Thanks for the reference. I'd never seen mention of glycogen in fat cells before. I'm getting very off-topic, but I did some scrounging around for my own knowledge and thought I'd share if you/anyone cares. It sounds like glycogen is in fat cells in very small amounts, but it's not entirely clear why. If you want to geek out with me on some biochem/physiology:

Quote from: Jurczak et al. Amer J of Physiology - Endocrinology and Metabolism 2007
...following a meal, dietary lipid is stored by adipose tissue, and glucose is disposed of as glycogen by the skeletal muscle and to a lesser extent by the liver. Alternately, glucose can be utilized postprandially by the liver and adipocytes for de novo lipogenesis and long-term storage as triglyceride.
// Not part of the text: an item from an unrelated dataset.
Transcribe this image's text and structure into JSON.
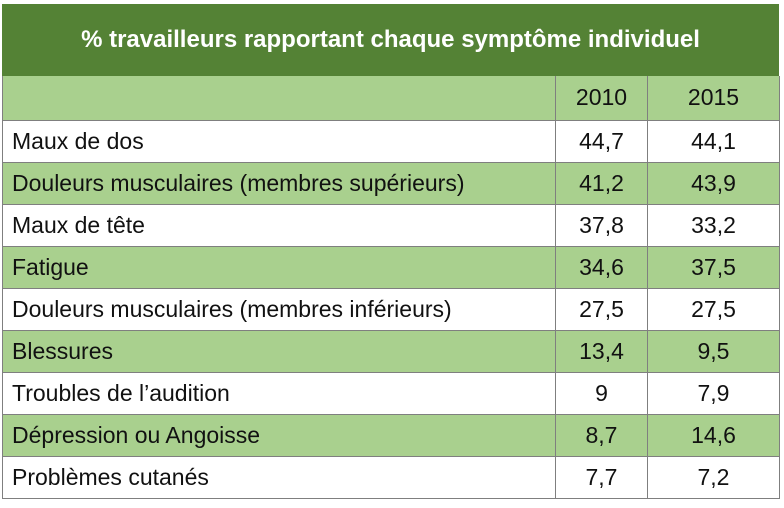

However, adipocytes [edit: fat cells] also store glucose as glycogen, albeit at substantially lower rates than in skeletal muscle and liver, so the physiological role of adipocytic glycogen metabolism remains unclear.
...and one more suggesting that glycogen in fat cells may serve a regulatory function - i.e. tell the fat cells that there are enough raw materials for the cells to synthesize/store more fat.

Quote from: Stapleton et al. Proteome Science 2013
The function of glycogen in adipose tissue is not well understood but appears to have a pivotal role as a regulatory mechanism informing the cells on substrate availability for triacylglycerol synthesis.
I could be wrong, but it sounds like the amount of glycogen in fat cells (and a few other tissues) is pretty miniscule and may not serve the same energy storage function as glycogen in liver and muscle.

Awesome, I had a feeling that it might have a negligible effect and kind of felt bad about arguing the point.

After I made the post I did a 60 minute fasted swim-and-run workout to meditate on glycogen depletion and I thought, "Hey, wait a second, what athletes require lots of glycogen or efficient glycogen use for success?" Then I looked up photos of rowers, cyclists, swimmers, and of course, marathon runners. These people have something in common!

Yet, I'm proposing that more bodyfat would be beneficial for endurance in these, and other, endurance sports. Hm.